見た目の文字サイズは変わらないまま、密度だけが上がるイメージです。特に文字を多く扱う作業では、この差が目の疲れにも影響してきます。

4Kモニター(3840×2160)において真のHiDPIといえるのは「1920×1080(デフォルト)」のみです。内部では3840×2160のフル解像度で描画し、それを1920×1080相当のサイズに見せているため、文字が非常にシャープに表示されます。

3. USB-C(Thunderbolt)接続のときに選べた解像度

Mac miniのThunderboltポートとDell U3223QEをUSB-Cケーブルで直結していたときは、macOSの設定画面(Option+クリック)で以下のような解像度が表示されていました。

  • 3840 × 2160
  • 3008 × 1692(選択していた解像度)
  • 2560 × 1440
  • 2304 × 1296
  • 2048 × 1152
  • 1920 × 1080(デフォルト)

「デフォルト(1920×1080)」は文字が大きすぎ、「3840×2160(ネイティブ)」は文字が小さすぎる。そこで中間の3008×1692をちょうど良いサイズとして使っていました。

USB-C(Thunderbolt)接続では、macOSがディスプレイとのあいだでより詳細な情報をやり取りできるため、このように細かな解像度の選択肢が提供されます。

4. HDMIに変えたら3008×1692が消えた

ケーブルをHDMIに変えたところ、解像度の選択肢が一気に減り、3008×1692が表示されなくなりました。

これにはいくつかの理由があります。

🔌 HDMI接続の特性
  • 映像信号の形式がYUV(テレビ向け)のため、RGBフルレンジのPC向け表示と異なる
  • ディスプレイとのあいだでやり取りできる情報量がThunderboltより少ない
  • macOSがHDMI接続を「テレビ寄りの接続」として認識し、提供する解像度の選択肢を絞る

一方、USB-C(Thunderbolt)接続では内部的にDisplayPortプロトコルが使われており、PCモニターとして必要な細かい解像度情報をmacOSが正確に受け取ることができます。

ケーブル1本の違いが、選択できる解像度の数に直結していたわけです。

5. 4Kモニターで現実的な解像度の選び方

4Kモニターでの解像度選びは、「作業領域の広さ」と「文字の見やすさ」のバランスが重要です。

解像度 特徴
1920×1080(デフォルト) 真のHiDPI。

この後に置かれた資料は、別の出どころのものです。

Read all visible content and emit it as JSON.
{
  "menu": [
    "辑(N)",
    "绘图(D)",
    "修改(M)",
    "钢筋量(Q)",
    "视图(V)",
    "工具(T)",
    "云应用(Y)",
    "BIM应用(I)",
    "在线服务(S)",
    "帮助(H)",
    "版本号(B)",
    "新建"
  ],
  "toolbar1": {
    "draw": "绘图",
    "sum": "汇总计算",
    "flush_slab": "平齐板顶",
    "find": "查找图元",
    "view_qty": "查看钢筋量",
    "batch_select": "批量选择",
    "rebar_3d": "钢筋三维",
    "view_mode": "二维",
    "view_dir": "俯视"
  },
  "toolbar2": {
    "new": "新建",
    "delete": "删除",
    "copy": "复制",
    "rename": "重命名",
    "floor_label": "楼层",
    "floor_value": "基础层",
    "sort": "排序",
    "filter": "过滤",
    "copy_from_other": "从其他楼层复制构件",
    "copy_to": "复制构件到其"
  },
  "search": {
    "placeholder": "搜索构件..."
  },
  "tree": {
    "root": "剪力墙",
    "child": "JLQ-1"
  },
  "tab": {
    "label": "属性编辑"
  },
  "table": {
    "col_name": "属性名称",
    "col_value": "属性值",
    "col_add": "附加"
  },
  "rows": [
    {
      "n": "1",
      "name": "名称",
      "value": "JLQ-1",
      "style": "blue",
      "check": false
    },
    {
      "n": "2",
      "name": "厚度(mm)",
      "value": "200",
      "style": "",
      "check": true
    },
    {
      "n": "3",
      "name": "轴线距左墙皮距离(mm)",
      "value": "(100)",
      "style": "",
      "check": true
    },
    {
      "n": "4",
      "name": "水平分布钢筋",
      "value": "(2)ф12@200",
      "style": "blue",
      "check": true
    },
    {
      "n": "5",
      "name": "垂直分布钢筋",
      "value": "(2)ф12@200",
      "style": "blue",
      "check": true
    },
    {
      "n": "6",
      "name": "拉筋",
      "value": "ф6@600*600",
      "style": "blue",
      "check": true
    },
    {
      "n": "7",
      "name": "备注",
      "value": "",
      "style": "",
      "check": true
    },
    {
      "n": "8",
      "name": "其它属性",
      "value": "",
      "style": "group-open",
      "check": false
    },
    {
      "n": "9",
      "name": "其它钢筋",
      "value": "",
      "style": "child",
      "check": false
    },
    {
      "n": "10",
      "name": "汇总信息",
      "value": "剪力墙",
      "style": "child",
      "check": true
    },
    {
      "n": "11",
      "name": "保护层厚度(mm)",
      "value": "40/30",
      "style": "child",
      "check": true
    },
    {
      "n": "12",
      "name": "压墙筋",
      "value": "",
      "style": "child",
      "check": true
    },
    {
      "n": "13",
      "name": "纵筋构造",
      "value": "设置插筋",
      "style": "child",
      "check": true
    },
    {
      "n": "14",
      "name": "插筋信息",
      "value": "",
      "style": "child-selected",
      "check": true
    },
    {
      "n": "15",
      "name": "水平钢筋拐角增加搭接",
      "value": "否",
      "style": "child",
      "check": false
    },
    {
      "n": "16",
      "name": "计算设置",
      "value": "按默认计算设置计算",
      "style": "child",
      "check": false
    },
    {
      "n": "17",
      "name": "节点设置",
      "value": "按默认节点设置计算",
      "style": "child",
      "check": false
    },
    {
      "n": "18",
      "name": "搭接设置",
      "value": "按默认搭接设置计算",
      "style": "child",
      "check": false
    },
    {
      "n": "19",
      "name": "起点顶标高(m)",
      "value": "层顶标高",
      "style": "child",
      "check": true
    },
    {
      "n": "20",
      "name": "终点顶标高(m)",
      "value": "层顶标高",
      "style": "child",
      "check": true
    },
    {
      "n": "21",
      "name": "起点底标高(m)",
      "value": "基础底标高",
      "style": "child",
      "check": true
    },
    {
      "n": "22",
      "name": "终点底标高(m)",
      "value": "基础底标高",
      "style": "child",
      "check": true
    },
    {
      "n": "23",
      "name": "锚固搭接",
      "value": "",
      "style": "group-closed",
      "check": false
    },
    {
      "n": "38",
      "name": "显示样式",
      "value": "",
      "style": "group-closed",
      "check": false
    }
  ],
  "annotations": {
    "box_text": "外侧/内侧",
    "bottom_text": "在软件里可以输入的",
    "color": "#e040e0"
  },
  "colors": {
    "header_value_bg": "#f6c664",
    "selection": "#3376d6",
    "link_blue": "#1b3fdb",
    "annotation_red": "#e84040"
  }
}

文字が最もシャープだが作業領域は狭い
2304×1296 見やすさと広さのバランスが良い。32型には特におすすめ
2560×1440 広めの作業領域。文字はやや小さくなる
3008×1692 USB-C接続時のみ選択可能。広い作業領域だが文字は小さめ
3840×2160 ネイティブ解像度。文字が最も小さく日常使いには不向き

真のHiDPIは1920×1080のみですが、2304×1296や2560×1440も内部で高密度描画が行われており、ネイティブ表示(3840×2160)よりも文字はきれいに見えます。

32型という大きなサイズのモニターであれば、2304×1296あたりが文字の見やすさと作業領域のバランスとして最適だと感じています。

6. まとめ

今回の気づきを整理するとこうなります。

  • HiDPI(Retina)とは、物理ピクセルを4つ使って論理1ピクセルを描く、シャープな表示方式
  • 4KモニターでmacOSが提供する真のHiDPIは「1920×1080(デフォルト)」のみ
  • USB-C(Thunderbolt)接続はDisplayPortプロトコルを使うため、解像度の選択肢が豊富
  • HDMI接続はテレビ向けのYUV信号のため、選択肢が絞られる
  • 3008×1692はUSB-C接続のときだけ選べる中間解像度だった

「ケーブルを変えただけ」と思っていましたが、接続方式によってmacOSとモニターのあいだの通信内容が変わり、結果として解像度の選択肢まで変わっていたわけです。

4KモニターをMac miniに接続している方は、ぜひUSB-C(Thunderbolt)ケーブルでの接続をお試しください。